By the time we got there, not much was left but bones. Even some of those were gone, taken by scavengers. Ellis, to his credit, didn’t try to macho his way through it. I encouraged him to let us do the physical work while he sorted through everything he could find. My hope was that he’d come up with a keepsake, something to remember them by. A tactile reminder of years of love and laughter.
I think he knew how important, how rare, those years are. Mine ended early. I considered him lucky.
The five of us stood around a bier of wood, the sad remains of Ellis’s family arranged on top. We said words, and held his hands as he wept for them, and felt the heat as the fire took them. In a way, it was a funeral for all of us. I know I put some of my own loss into those ashes.
Not specific people, though. Or more accurately, not close friends or family. Those had long been things left behind for me. No, what I mourned that day was the world itself. You can be put off by people, even dislike them, and still love them. Still hold dear the potential in their lives and weep for its passing.

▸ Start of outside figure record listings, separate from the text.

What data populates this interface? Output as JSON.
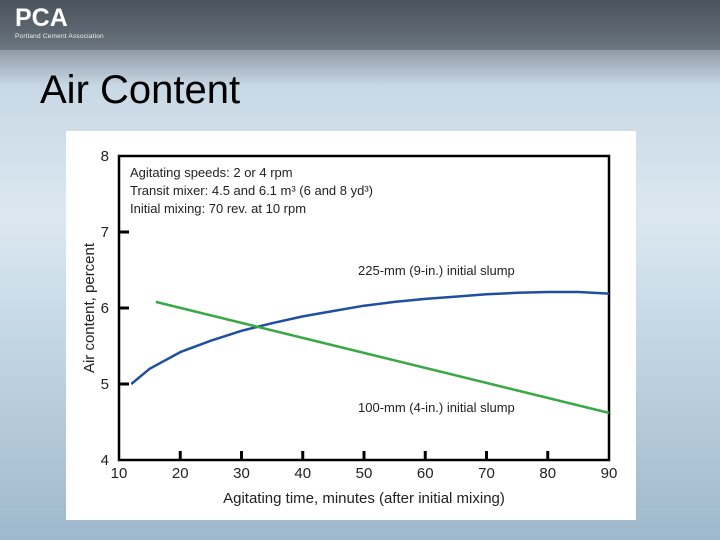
{
  "header": {
    "logo_text": "PCA",
    "logo_subtitle": "Portland Cement Association"
  },
  "slide": {
    "title": "Air Content"
  },
  "colors": {
    "series_225": "#1f4f9e",
    "series_100": "#3aa846",
    "axis": "#000000"
  },
  "chart_data": {
    "type": "line",
    "title": "",
    "xlabel": "Agitating time, minutes (after initial mixing)",
    "ylabel": "Air content, percent",
    "xlim": [
      10,
      90
    ],
    "ylim": [
      4,
      8
    ],
    "x_ticks": [
      10,
      20,
      30,
      40,
      50,
      60,
      70,
      80,
      90
    ],
    "y_ticks": [
      4,
      5,
      6,
      7,
      8
    ],
    "grid": false,
    "legend": "none",
    "annotations": [
      "Agitating speeds: 2 or 4 rpm",
      "Transit mixer: 4.5 and 6.1 m³ (6 and 8 yd³)",
      "Initial mixing: 70 rev. at 10 rpm"
    ],
    "series": [
      {
        "label": "225-mm (9-in.) initial slump",
        "color": "#1f4f9e",
        "x": [
          12,
          15,
          20,
          25,
          30,
          35,
          40,
          45,
          50,
          55,
          60,
          65,
          70,
          75,
          80,
          85,
          90
        ],
        "y": [
          5.0,
          5.2,
          5.42,
          5.57,
          5.7,
          5.8,
          5.89,
          5.96,
          6.03,
          6.08,
          6.12,
          6.15,
          6.18,
          6.2,
          6.21,
          6.21,
          6.19
        ]
      },
      {
        "label": "100-mm (4-in.) initial slump",
        "color": "#3aa846",
        "x": [
          16,
          90
        ],
        "y": [
          6.08,
          4.62
        ]
      }
    ]
  }
}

I mourned for the familiar faces whose names I didn’t know. It seemed silly at the time, to say a silent prayer for the mailman who joked about the odd boxes delivered by my clients. Or for the skinny but handsome boy at the grocery store whose crush on me c
ompelled him to help me load bags into my car. The cute girl barista who always remembered my preferred drink, who I’d considered asking on a date.
It’s natural to mourn the passing of those we know, the ones who matter to us. But I felt a kinship for those background players, the less obvious threads in the fabric of our lives. Wasn’t I one of them, after all? The quiet girl who avoided crowds, always dancing just at the edges of your vision.

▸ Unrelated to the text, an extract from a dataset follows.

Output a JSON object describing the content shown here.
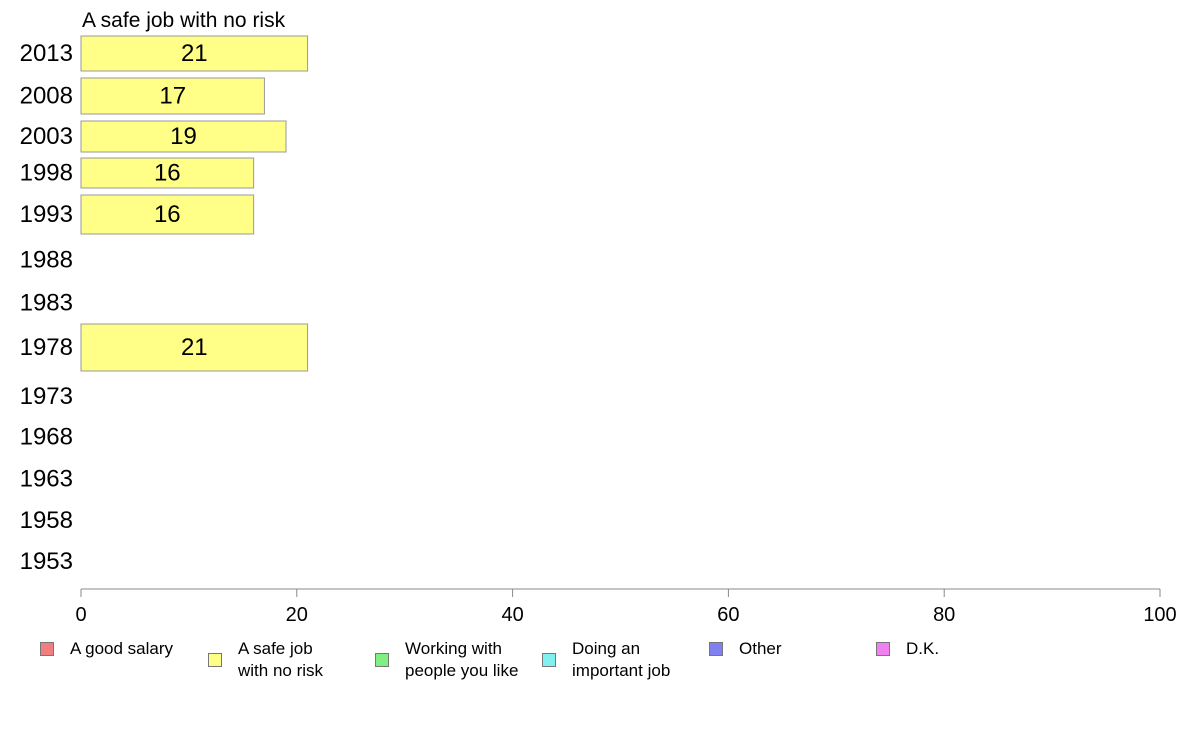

Only now I was front and center. I didn’t know how to feel about it. The people in Bastion saw me in ways alien to my experience. I don’t have the ego to say I was anything like famous to them, but it was a fact that every one of them knew who I was.
Strange to think I’d once been the girl locked away from everyone, all things considered.
“I’m taking on a deputy,” Jem said as we began eyeing each other and thinking about bets. “Best to start training replacements in case of trips away from home, or more of these poker games.”
He didn’t say ‘in case we die,’ but we all heard it anyway.
“No shop talk,” Tony said, winking. He was already training people, of course. Everyone wanted to learn construction, because everyone had a mad idea that they could build their own place with a little privacy with a few short lessons.
“Nah, it’s a good point,” I said. “Redundancy will save us a lot of headaches. I’d like everyone to learn a little bit of everything, if we can manage it.”
“Not everyone is you, Ran,” Carla said with a smile. “We can’t all mainline skills and information like they’re drugs. You’re kind of an information junkie.”
“I can stop any time I want,” I said.
“I agree, though,” Tony added. “Even if it’s just stuff like first aid and maybe some fighting. Everyone should round out their skills.”
It was that easy. We knew the risks and dangers ahead—had already dealt with some pretty bad ones—and the lesson was burned into us. Be prepared. The Boy Scouts knew their shit. You internalize what you need to know to survive, and for us that meant agreeing when logic dictated. One of the first things to pass along with human society was a tolerance for bullshit.